D. The metabolizing capacity of the placenta is similar to the liver and most drugs are metabolized before reaching the fetus.
E. Most drugs that enter the maternal circulation can cross the placenta to some extent.
D.
The placenta expresses a variety of xenobiotic-metabolizing enzymes from the earlier stages of pregnancy. However, compared to the liver, placental drug metabolism seems to be relatively minor and does not significantly limit the extent of drug delivery to the fetus. On the other hand, placental enzymes can catalyze the formation of reactive metabolites that might be fetotoxic. Drugs that have been shown to undergo significant placental metabolism include azidothymidine, dexamethasone, and prednisolone. The anticonvulsant oxcarbazepine (but not carbamazepine) is also metabolized to some extent by the human placenta.
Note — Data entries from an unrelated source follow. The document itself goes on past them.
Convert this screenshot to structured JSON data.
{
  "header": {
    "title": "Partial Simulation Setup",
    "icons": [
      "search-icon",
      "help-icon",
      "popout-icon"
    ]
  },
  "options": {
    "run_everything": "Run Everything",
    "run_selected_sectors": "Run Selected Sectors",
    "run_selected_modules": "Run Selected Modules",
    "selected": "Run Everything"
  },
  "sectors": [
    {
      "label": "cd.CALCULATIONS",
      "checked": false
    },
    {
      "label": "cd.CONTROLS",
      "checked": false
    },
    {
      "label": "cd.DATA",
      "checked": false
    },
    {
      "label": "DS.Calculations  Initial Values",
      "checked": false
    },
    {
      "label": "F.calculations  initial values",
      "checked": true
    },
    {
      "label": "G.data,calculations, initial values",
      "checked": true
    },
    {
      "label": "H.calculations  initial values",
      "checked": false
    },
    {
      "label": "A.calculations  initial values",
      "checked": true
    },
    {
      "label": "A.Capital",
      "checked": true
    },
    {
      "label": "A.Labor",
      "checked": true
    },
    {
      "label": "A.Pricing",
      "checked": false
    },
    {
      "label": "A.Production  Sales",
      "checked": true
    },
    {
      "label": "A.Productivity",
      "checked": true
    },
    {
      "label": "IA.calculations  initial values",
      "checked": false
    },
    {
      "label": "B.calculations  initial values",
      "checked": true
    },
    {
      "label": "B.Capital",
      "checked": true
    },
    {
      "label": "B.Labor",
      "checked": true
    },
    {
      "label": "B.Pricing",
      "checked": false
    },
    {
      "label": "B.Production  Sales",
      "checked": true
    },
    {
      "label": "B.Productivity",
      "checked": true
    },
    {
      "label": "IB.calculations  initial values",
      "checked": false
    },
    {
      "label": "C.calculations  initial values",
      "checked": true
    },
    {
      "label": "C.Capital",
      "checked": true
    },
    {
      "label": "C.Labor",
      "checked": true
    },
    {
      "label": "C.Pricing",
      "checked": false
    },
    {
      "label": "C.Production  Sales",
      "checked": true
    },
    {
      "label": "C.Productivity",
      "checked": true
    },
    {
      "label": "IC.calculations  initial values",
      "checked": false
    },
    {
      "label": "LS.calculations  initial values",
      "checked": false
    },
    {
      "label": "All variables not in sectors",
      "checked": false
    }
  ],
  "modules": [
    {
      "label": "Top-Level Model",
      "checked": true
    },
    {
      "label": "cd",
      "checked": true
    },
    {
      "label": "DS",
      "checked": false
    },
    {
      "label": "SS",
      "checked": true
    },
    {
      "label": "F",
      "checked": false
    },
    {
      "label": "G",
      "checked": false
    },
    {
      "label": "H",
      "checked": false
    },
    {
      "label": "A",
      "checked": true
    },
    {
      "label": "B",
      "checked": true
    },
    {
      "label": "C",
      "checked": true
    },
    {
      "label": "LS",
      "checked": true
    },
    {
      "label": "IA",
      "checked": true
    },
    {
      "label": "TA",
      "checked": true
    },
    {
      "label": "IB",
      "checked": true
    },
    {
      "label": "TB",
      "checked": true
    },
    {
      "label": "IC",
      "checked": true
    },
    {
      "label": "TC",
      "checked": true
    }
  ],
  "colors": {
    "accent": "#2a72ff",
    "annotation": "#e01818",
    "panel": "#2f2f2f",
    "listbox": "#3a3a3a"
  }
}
A pregnant woman was given tea made from blue cohosh. Which of the following has blue cohosh tea been associated with ?
A. No fetal anomalies
B. Clubbed foot
C. Stillbirth
D. Uterine contractions and arterial vasoconstriction
E. Preeclampsia
D.
Blue cohosh is found in herbal teas and is thought to induce labor. It is known to stimulate contractions and cause arterial vasoconstriction. There are case reports of it causing neonatal congestive heart failure and shock, fetal severe multiorgan hypoxic injury, and perinatal stroke.